For those inmates with "bashful bladders", the new law was particularly unfair because they might need to drink to be able to provide a sample, he said.
"Prisoners are now facing a kind of double jeopardy whereby they can be charged if they don't produce a sample, and if they drink water to help them produce a sample, which is not an unreasonable thing to do, they can get charged for that as well," he said.
"Prisoners are constantly struggling with incredibly petty rules, which enable the Corrections Department to charge them with misconduct and screw up their chances at the Parole Board, it happens all the time."

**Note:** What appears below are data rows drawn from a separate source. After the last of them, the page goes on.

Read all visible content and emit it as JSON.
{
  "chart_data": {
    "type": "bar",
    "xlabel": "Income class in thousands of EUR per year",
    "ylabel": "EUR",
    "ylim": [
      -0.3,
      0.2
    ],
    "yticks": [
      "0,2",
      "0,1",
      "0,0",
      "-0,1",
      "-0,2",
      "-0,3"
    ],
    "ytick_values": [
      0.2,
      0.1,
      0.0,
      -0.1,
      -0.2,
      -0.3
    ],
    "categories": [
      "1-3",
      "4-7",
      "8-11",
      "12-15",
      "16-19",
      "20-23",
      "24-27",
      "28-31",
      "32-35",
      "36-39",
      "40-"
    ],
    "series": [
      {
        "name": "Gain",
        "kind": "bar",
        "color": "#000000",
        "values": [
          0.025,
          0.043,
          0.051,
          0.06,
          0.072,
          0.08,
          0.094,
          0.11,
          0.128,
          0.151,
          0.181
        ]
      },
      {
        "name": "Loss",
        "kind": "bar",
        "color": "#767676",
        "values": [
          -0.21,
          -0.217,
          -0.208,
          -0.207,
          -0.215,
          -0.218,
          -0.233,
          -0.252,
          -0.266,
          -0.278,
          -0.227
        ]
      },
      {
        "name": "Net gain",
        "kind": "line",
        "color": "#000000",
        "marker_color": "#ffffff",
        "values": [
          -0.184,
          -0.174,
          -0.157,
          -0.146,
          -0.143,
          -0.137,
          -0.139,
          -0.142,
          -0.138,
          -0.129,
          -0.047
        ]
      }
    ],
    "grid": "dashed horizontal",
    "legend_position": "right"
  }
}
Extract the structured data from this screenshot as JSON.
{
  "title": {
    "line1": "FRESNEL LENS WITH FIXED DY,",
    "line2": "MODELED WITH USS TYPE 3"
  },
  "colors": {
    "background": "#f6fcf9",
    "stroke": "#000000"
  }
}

Labour justice spokesman Charles Chauvel said that rather than going through a court process, prisoners facing the charges would have their fate decided by appointed prison employees.
"Presumably the standards of justice that would be required internally are a bit less than a District Court," Mr Chauvel said.
While prisoners had rights of appeal to such decisions, the reality was that most prisoners would not go down those roads.
Mr Chauvel said he had heard "water-loading" was an issue overseas, but he was not aware of the extent of the problem in New Zealand.
"I'm not opposed to sensible measures that deal with drug abuse in prison, the question is whether this is one of them, and I think you'd have to say the jury would have to be out on it," he said.
"It's fair to ask whether this is the best use of Parliament's time, and whether this is a technique that's so widespread it's getting in the way of dealing with contraband in prisons."
The legislation also tightens up other rules around prison security, health systems, and gives more power to private prison managers by allowing the Corrections Department to delegate powers and functions to private contractors, including prisoner security classifications.
Labour, along with the Greens, the Maori Party and Mana, opposed the bill at its first reading.